Changeons de registre. Si tout le monde est mécontent, nous sommes en droit de demander si  cette insatisfaction générale cache quelque chose de plus profond. Notre problème immédiat  n’est ni politique ni idéologique ni même économique, mais spirituel. Car malgré les belles paroles qui vantent à grands renforts publicitaires les mérites d’une religion entièrement laïque, force est pour nous de constater l’échec de cette dite religion à installer un sentiment de paix durable dans le cœur de nos concitoyens. L’homme est incapable de faire à lui seul son propre salut, ne fût-ce que pour sauvegarder ses droits universaux. J’insiste: il n’y a pas d’Homme réel – ou alors l’Humanité est une utopie au même titre que le Royaume – mais bien des hommes concrets, aussi humbles soient-ils.

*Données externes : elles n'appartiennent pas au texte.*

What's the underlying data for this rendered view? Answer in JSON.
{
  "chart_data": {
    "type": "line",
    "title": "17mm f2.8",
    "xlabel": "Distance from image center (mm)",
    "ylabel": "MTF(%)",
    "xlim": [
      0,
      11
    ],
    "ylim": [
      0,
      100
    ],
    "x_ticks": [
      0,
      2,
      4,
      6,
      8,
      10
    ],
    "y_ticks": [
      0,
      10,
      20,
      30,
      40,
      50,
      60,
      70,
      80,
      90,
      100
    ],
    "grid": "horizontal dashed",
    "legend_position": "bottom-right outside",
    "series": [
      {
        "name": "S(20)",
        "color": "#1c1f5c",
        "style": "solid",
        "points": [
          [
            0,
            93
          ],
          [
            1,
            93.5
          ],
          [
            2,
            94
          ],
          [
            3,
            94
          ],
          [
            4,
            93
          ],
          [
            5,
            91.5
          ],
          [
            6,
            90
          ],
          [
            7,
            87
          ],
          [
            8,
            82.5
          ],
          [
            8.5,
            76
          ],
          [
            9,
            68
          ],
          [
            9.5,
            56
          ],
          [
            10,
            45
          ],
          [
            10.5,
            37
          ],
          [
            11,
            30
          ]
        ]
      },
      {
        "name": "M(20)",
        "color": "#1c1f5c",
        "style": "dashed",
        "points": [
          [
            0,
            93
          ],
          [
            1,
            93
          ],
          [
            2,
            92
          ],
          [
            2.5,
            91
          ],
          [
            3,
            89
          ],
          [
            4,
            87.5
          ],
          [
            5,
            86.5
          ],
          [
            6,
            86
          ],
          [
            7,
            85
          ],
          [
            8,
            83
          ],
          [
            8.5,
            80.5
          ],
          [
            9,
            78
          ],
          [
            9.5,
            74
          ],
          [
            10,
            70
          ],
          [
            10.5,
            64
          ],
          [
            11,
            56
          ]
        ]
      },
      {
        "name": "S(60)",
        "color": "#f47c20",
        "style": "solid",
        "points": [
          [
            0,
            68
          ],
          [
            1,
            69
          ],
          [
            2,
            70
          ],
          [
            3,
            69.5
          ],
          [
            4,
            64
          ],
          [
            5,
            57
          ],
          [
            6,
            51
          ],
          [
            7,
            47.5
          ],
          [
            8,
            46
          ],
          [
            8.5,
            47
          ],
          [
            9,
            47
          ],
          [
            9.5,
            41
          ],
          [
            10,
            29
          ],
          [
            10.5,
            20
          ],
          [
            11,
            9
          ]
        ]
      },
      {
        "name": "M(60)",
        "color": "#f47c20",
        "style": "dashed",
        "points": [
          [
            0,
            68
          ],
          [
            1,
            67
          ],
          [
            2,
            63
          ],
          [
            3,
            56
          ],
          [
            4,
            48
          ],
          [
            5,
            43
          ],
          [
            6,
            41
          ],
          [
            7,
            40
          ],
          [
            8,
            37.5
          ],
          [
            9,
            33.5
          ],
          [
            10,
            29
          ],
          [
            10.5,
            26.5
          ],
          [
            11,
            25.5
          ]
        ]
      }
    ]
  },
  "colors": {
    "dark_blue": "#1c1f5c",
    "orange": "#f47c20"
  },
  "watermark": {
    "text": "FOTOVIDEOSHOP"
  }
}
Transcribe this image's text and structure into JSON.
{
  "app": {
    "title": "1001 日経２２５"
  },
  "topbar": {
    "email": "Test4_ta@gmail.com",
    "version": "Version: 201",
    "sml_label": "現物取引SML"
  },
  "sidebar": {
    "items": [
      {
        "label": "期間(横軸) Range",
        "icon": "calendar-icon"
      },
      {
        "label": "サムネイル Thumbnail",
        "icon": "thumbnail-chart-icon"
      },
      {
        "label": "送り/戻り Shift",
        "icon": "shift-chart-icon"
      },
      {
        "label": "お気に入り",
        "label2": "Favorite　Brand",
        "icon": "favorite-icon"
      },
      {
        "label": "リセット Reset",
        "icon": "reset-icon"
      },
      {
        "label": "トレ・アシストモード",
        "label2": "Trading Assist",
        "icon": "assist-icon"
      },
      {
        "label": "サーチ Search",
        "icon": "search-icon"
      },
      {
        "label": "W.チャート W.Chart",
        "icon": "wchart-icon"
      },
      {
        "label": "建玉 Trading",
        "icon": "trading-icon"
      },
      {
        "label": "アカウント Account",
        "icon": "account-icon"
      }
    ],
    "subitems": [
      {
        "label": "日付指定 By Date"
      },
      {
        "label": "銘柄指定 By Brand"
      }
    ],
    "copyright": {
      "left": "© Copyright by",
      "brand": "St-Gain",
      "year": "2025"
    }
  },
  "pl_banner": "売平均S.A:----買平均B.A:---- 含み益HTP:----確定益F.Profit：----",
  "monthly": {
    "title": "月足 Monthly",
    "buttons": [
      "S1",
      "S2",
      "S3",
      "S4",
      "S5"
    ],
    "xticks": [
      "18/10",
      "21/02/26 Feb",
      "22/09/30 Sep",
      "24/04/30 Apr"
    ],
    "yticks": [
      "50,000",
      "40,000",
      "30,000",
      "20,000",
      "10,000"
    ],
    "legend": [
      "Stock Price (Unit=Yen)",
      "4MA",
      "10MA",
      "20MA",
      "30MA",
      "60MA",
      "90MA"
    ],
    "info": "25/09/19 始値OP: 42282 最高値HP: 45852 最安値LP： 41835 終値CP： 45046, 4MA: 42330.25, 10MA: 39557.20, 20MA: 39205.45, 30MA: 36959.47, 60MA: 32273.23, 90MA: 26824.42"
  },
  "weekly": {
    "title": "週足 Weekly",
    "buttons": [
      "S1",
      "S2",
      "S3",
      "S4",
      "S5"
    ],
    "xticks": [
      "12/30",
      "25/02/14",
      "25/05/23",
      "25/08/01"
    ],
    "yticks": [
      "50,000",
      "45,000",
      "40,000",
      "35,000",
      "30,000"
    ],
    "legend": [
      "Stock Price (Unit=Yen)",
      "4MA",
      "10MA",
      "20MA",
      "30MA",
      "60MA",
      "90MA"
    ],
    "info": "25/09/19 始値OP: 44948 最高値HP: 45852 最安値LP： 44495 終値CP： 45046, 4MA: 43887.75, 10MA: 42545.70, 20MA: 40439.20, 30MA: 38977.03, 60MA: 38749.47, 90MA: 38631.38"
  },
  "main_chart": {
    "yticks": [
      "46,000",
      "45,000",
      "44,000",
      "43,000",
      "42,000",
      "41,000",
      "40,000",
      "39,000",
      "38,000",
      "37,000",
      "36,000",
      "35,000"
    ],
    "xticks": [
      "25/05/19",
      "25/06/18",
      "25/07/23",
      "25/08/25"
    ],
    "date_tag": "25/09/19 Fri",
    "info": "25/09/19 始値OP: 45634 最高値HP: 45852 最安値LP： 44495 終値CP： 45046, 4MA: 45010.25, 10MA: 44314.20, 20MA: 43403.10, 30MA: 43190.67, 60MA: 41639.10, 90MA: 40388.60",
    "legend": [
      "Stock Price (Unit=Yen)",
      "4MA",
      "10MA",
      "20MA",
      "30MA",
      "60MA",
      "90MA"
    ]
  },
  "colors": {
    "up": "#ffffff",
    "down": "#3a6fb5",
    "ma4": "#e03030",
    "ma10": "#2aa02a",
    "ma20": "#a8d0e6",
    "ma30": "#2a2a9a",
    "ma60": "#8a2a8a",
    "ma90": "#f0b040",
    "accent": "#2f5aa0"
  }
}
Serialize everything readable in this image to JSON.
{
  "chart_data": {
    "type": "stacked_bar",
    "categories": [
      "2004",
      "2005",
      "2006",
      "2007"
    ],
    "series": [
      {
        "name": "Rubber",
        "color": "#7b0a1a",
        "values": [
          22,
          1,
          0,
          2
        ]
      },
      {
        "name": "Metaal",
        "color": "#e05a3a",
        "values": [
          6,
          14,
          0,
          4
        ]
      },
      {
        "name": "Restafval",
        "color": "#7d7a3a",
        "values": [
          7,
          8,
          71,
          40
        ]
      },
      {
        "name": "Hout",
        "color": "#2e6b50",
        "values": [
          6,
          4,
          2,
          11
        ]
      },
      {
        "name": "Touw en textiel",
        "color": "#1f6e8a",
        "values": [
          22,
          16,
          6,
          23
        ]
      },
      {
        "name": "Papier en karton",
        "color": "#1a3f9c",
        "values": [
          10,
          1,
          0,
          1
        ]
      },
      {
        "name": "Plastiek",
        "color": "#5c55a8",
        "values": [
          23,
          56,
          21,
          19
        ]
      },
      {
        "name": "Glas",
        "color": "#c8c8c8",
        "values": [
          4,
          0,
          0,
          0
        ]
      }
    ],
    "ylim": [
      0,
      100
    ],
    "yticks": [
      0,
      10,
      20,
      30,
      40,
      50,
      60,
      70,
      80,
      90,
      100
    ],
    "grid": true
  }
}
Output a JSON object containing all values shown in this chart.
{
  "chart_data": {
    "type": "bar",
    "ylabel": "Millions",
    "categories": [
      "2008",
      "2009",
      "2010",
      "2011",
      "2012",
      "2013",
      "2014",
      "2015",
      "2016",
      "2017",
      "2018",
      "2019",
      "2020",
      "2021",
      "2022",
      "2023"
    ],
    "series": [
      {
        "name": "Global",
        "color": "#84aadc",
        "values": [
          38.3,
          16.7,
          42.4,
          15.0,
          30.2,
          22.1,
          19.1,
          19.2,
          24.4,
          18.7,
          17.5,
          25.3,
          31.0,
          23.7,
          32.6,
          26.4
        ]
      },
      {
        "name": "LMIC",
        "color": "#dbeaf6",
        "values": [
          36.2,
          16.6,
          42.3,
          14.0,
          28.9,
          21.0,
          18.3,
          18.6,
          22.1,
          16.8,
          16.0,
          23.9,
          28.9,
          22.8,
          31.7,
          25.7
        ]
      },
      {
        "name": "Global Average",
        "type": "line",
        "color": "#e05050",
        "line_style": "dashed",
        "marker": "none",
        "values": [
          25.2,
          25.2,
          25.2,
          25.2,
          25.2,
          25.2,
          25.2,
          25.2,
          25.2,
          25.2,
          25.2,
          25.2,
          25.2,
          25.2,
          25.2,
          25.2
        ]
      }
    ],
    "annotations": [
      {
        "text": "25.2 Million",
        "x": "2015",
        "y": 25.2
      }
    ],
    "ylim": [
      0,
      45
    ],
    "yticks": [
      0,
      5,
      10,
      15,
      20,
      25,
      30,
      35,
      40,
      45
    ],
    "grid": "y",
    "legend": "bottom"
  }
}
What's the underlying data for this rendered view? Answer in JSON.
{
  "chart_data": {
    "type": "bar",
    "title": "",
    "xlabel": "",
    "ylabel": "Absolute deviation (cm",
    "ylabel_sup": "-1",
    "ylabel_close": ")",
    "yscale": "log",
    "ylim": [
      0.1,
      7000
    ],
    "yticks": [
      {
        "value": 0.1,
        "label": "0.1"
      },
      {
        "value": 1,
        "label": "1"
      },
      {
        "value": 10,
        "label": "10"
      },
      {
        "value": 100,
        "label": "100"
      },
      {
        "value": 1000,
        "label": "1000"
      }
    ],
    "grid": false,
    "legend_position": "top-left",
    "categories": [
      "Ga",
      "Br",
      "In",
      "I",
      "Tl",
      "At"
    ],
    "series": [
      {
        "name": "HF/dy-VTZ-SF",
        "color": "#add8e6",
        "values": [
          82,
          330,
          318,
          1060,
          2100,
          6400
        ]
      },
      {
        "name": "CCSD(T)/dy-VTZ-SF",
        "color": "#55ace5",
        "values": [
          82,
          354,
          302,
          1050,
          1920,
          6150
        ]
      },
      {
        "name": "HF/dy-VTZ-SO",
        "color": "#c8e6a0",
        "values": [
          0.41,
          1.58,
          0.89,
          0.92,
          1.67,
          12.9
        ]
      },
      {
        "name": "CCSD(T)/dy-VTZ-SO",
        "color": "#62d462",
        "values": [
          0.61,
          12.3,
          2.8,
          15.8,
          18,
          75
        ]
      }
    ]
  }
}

La religion, avant de diviser, rassemble (lat. religiore). Or, Celui qui relie est un Autre. Qui  annonce une Parole qui nous précède. Et qui change notre vie. Devenir meilleur, un véritable être humain et non un animal à deux pattes, voilà la vraie clé du bonheur. Il n’y a dans la politique que déception, à moins de s’en référer au Seigneur. Théocratie, dites-vous? Non pas. Lucidité. Je ne dis pas qu’il nous faille un gouvernement religieux, mais que seul le Christ donne sens à notre vie. Et c’est là mon intention que de me laisser guider par Lui.